Left ventricular assist devices (LVADs) are rapidly becoming commonplace treatment for end-stage heart failure, either as a bridge to transplant or as destination therapy alone.1,2 More and more patients are surviving with LVAD therapy and going on to live longer, fuller lives. As a result, unfortunately, more LVAD patients are being admitted and readmitted to the hospital for common non-cardiac illnesses.
For five years, Bon Secours St. Mary’s Hospital in Richmond, Va., has been one of the few community hospitals with an advanced heart failure and LVAD program. Historically, when LVAD patients presented for admission with noncardiac complaints, they were deemed too complex for general care and admitted by their cardiothoracic surgeon or cardiologist. Over a year ago, the hospitalist group at St. Mary’s met with leadership of our advance heart failure program to try to improve and streamline care for these patients. This conversation spawned our LVAD medical management program.
At the outset, more than 80% of our hospitalists had hands-on experience with LVAD management. Although there was a good base of understanding of cardiac functioning and the physiology of mechanical assistance, the nuances of such subspecialized care created a great deal of anxiety. To create a knowledge base to build up, we developed a training curriculum that included online didactics and hands-on training with an LVAD. All hospitalists at St. Mary’s underwent three hours of training online through the Thoratec provider portal for the HeartMate II left ventricular assist device, and, subsequently, an in-person education session by heart failure coordinators. All new hospitalists complete the same training within six months of their hire date.
As we moved forward with the program, we set clear expectations. Our hospitalists are not expected to manage the LVAD directly; however, knowledge of the device parameters (i.e., rotor speed, power, and pulse index) is necessary for diagnosis and management of patients. The heart failure team is consulted on every LVAD patient who is admitted to the hospital for device management and LVAD-related complications.

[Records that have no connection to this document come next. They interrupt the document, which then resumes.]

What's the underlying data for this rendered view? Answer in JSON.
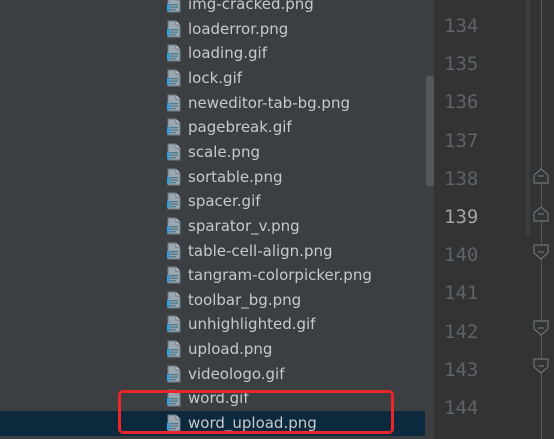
{
  "project_tree": {
    "files": [
      {
        "name": "img-cracked.png",
        "selected": false
      },
      {
        "name": "loaderror.png",
        "selected": false
      },
      {
        "name": "loading.gif",
        "selected": false
      },
      {
        "name": "lock.gif",
        "selected": false
      },
      {
        "name": "neweditor-tab-bg.png",
        "selected": false
      },
      {
        "name": "pagebreak.gif",
        "selected": false
      },
      {
        "name": "scale.png",
        "selected": false
      },
      {
        "name": "sortable.png",
        "selected": false
      },
      {
        "name": "spacer.gif",
        "selected": false
      },
      {
        "name": "sparator_v.png",
        "selected": false
      },
      {
        "name": "table-cell-align.png",
        "selected": false
      },
      {
        "name": "tangram-colorpicker.png",
        "selected": false
      },
      {
        "name": "toolbar_bg.png",
        "selected": false
      },
      {
        "name": "unhighlighted.gif",
        "selected": false
      },
      {
        "name": "upload.png",
        "selected": false
      },
      {
        "name": "videologo.gif",
        "selected": false
      },
      {
        "name": "word.gif",
        "selected": false
      },
      {
        "name": "word_upload.png",
        "selected": true
      }
    ]
  },
  "gutter": {
    "line_numbers": [
      "134",
      "135",
      "136",
      "137",
      "138",
      "139",
      "140",
      "141",
      "142",
      "143",
      "144"
    ],
    "current_line": "139"
  },
  "colors": {
    "panel_bg": "#3c3f41",
    "gutter_bg": "#313335",
    "selection_bg": "#0d293e",
    "annotation_border": "#e8262b"
  },
  "icons": {
    "file": "file-image-icon",
    "fold": "fold-marker-icon"
  }
}
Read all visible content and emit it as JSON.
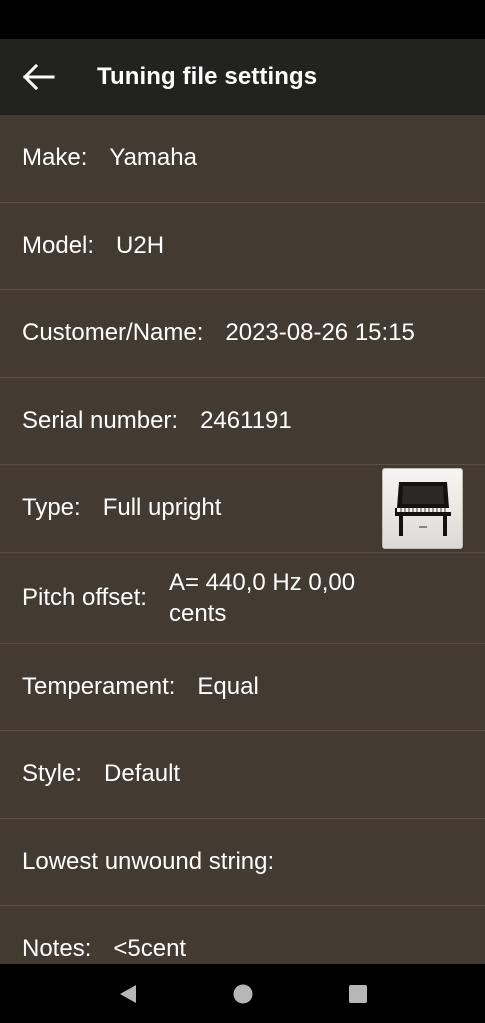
{
  "header": {
    "title": "Tuning file settings"
  },
  "rows": [
    {
      "label": "Make:",
      "value": "Yamaha"
    },
    {
      "label": "Model:",
      "value": "U2H"
    },
    {
      "label": "Customer/Name:",
      "value": "2023-08-26 15:15"
    },
    {
      "label": "Serial number:",
      "value": "2461191"
    },
    {
      "label": "Type:",
      "value": "Full upright"
    },
    {
      "label": "Pitch offset:",
      "value": "A= 440,0 Hz   0,00 cents"
    },
    {
      "label": "Temperament:",
      "value": "Equal"
    },
    {
      "label": "Style:",
      "value": "Default"
    },
    {
      "label": "Lowest unwound string:",
      "value": ""
    },
    {
      "label": "Notes:",
      "value": "<5cent"
    }
  ],
  "icons": {
    "back": "arrow-left-icon",
    "piano": "upright-piano-icon",
    "nav_back": "triangle-back-icon",
    "nav_home": "circle-home-icon",
    "nav_recents": "square-recents-icon"
  },
  "colors": {
    "app_bar": "#222221",
    "background": "#433a31",
    "divider": "#5a5047",
    "text": "#ffffff"
  }
}
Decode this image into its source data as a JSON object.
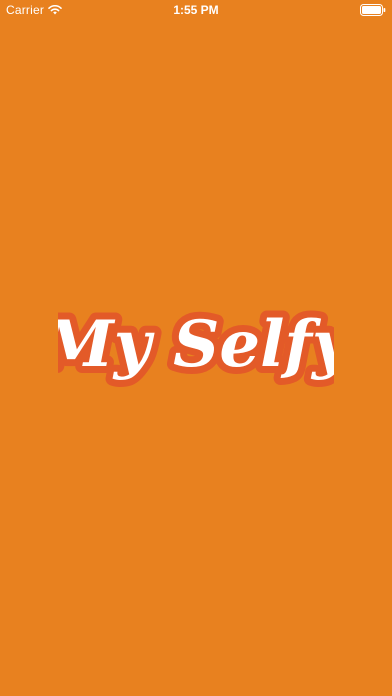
{
  "status_bar": {
    "carrier": "Carrier",
    "time": "1:55 PM",
    "wifi_icon": "wifi-icon",
    "battery_icon": "battery-icon"
  },
  "splash": {
    "logo_text": "My Selfy",
    "background_color": "#e8811f",
    "logo_fill_color": "#ffffff",
    "logo_outline_color": "#e35a28"
  }
}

A hospitalist attending admitted the first LVAD patient more than a year ago. Patients admitted under the hospitalist service are at least six months post-LVAD implantation. In review, we believe that six months was a conservative starting point. Our hospitalists’ confidence and comfort with this population has grown over the year and allowed us to consider taking on these patients much sooner after implantation.
Since initiating the program, we have admitted 15 unique patients for 33 separate encounters. The hospitalist team has provided care for illnesses commonly experienced by LVAD patients, such as GI bleeding and drive-line site infection, as well as general medicine complaints (concussion, septic arthritis, lung cancer, and pneumonia).3,4
Our team manages more than 90% of the St. Mary’s non-surgical adult patients, and in reality, the role we play for these patients is much the same as for other complex medical and surgical patients. We provide first point of contact, diagnosis and treatment, coordination of subspecialty care, and safe discharge.
The program of hospitalist care for LVAD patients at St. Mary’s has passed its first birthday. It’s an innovation that we’re very proud of. Since the outset of our care for these patients, we have been collecting data about patient outcomes, length of stay, and resource utilization. Moving forward, we plan to begin identifying places where we can improve the general medical care for this specialized group of patients. TH
Dr. Thistlethwaite is an adult hospitalist at Bon Secours St. Mary’s Hospital in Richmond, Va. Dr. Mbanu is chief of the adult hospitalist department at St. Mary’s Hospital and medical director of clinical integration at Bon Secours Health System, Inc.